In fact, Baladi’s work had already been described as a Kaleidoscopic long before this project was undertaken; although this idea has been on her mind for almost three years now.

The idea behind this extraordinary art instillation came to Baladi as she was playing with a toy kaleidoscope, which she finds “completely fascinating. She found that when she passes it on to people, it only occupies their attention for a few seconds, as it is only glitter and little shapes of stars and moons. So when she created her own version, she made the details a little more interesting.

At the opening of Baladi’s exhibition, in contrast to a toy kaleidoscope, no one was able to tear themselves away from the brilliant, captivating instillation. The colors, details and the overall idea simply left people mesmerized.

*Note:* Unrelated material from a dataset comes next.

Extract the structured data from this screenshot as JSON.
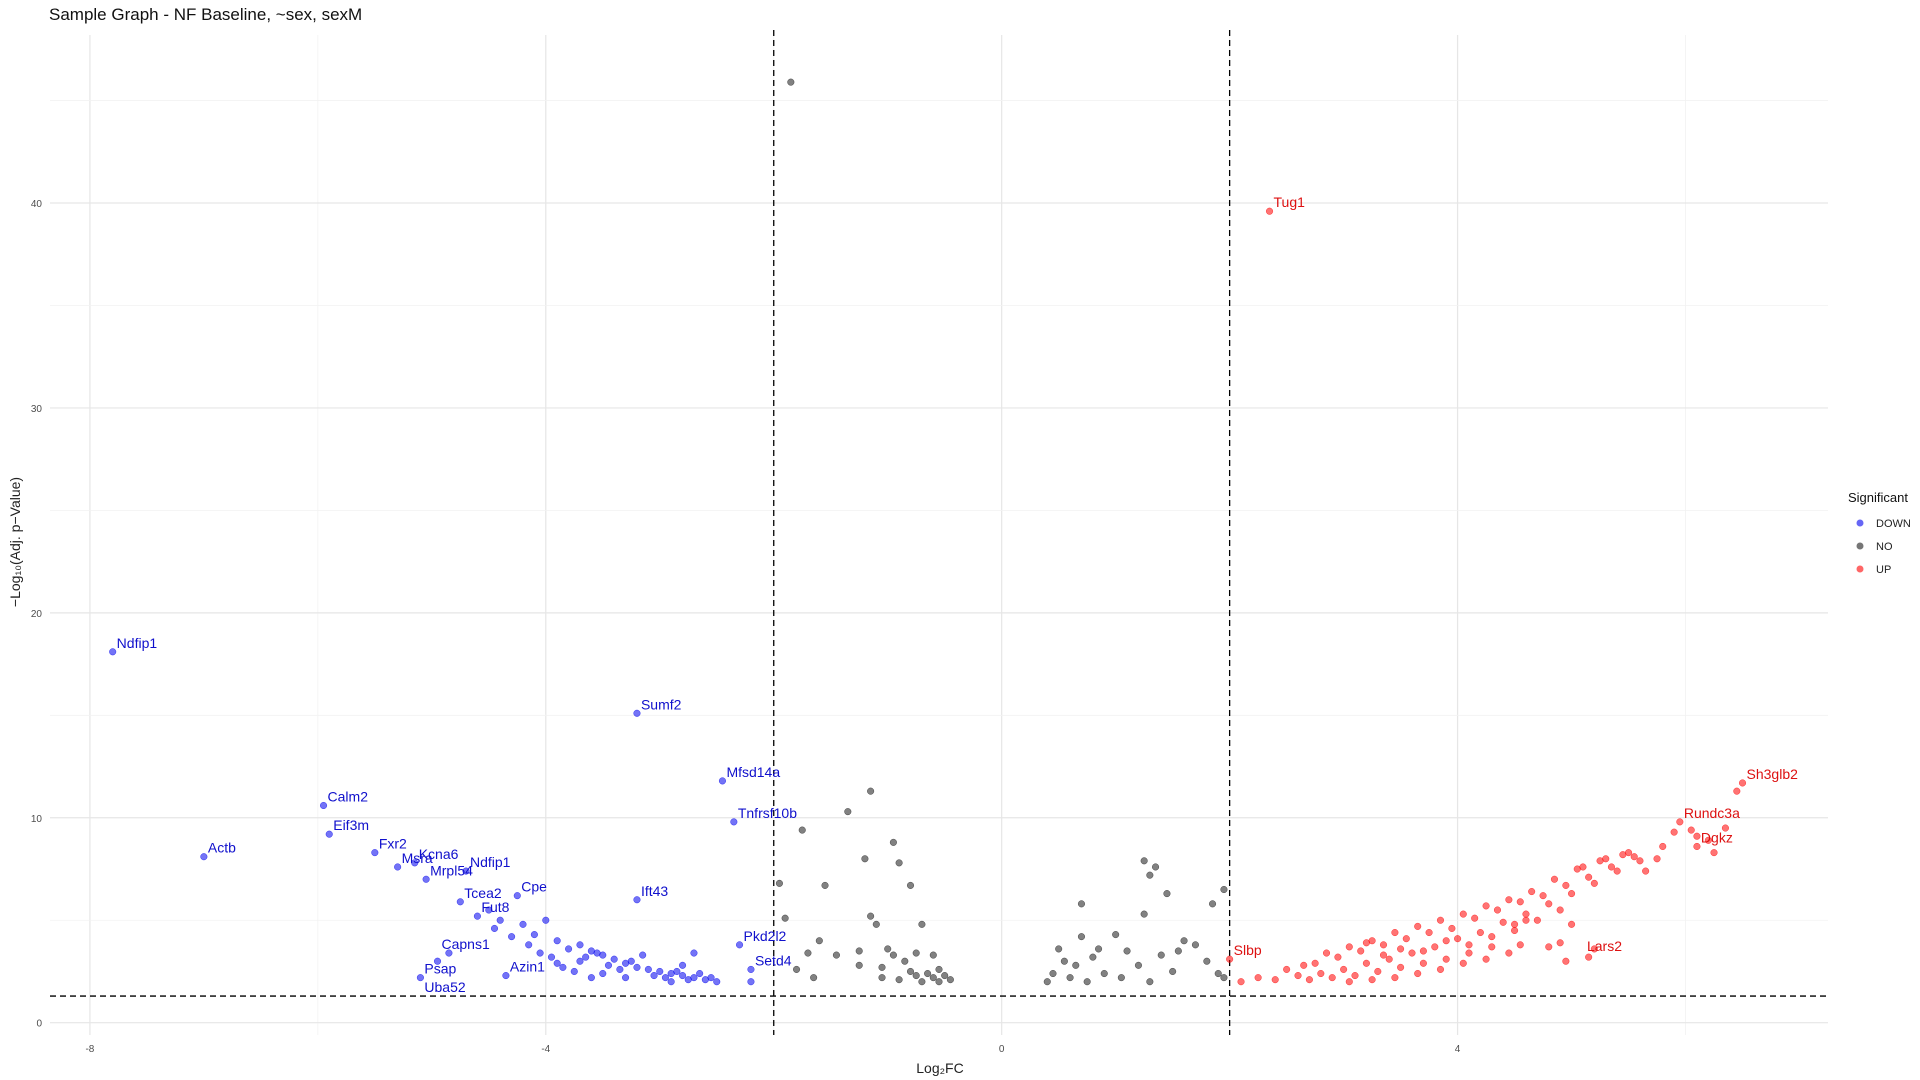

In her very own Kaleidoscope, Baladi replaces the colored material with 2188 images. About 96 percent of the images are her own still photography and the rest are pictures she has taken of photographs and posters, postcards, stickers and designed papers she had brought from Japan to make paper dolls and some, very few, from the internet.

The specially designed computer program enables these images to shuffle at random (think your Microsoft media player). In each color scheme, there are horizontal (landscape) and vertical (portraits) pictures. The program chooses one vertical picture and two horizontal in the same color scheme 15 times, then moves on to the next color.

This enables Baladi’s Kaleidoscope, like the original one, to have almost infinite possibilities. Baladi compares the concept to human composition. “That, for me, represents us, in terms of DNA. We have a certain number of elements yet the combination makes us different, she said.

So, by using glass and mirrors and constructing them in the shape of a pyramid, Baladi was able to project these images into the prism, with the outcome being the same effect of a Kaleidoscope.

By walking into the Kaleidoscope, you can see your own reflection multiplied inside the instillations, enabling yourself to become a variable in the art piece.

Baladi chose to call it, “Roba Vecehia (or the “Wheel of Fortune ). The idea behind it is that we can see things that have no meaning anymore in a new light. She explains that in a kaleidoscope you are looking at pieces of plastic, glass and thread, but see it as beautiful forms; thus the name kaleidoscope, in Greek kalos means beautiful and eidos means form.

Baladi believes that history is created with pieces that are left behind. In a sense, this project is a documentation of all her previous experiences.

Visit the exhibit at the factory space of the Townhouse Gallery, 10 Nabrawy St., Downtown.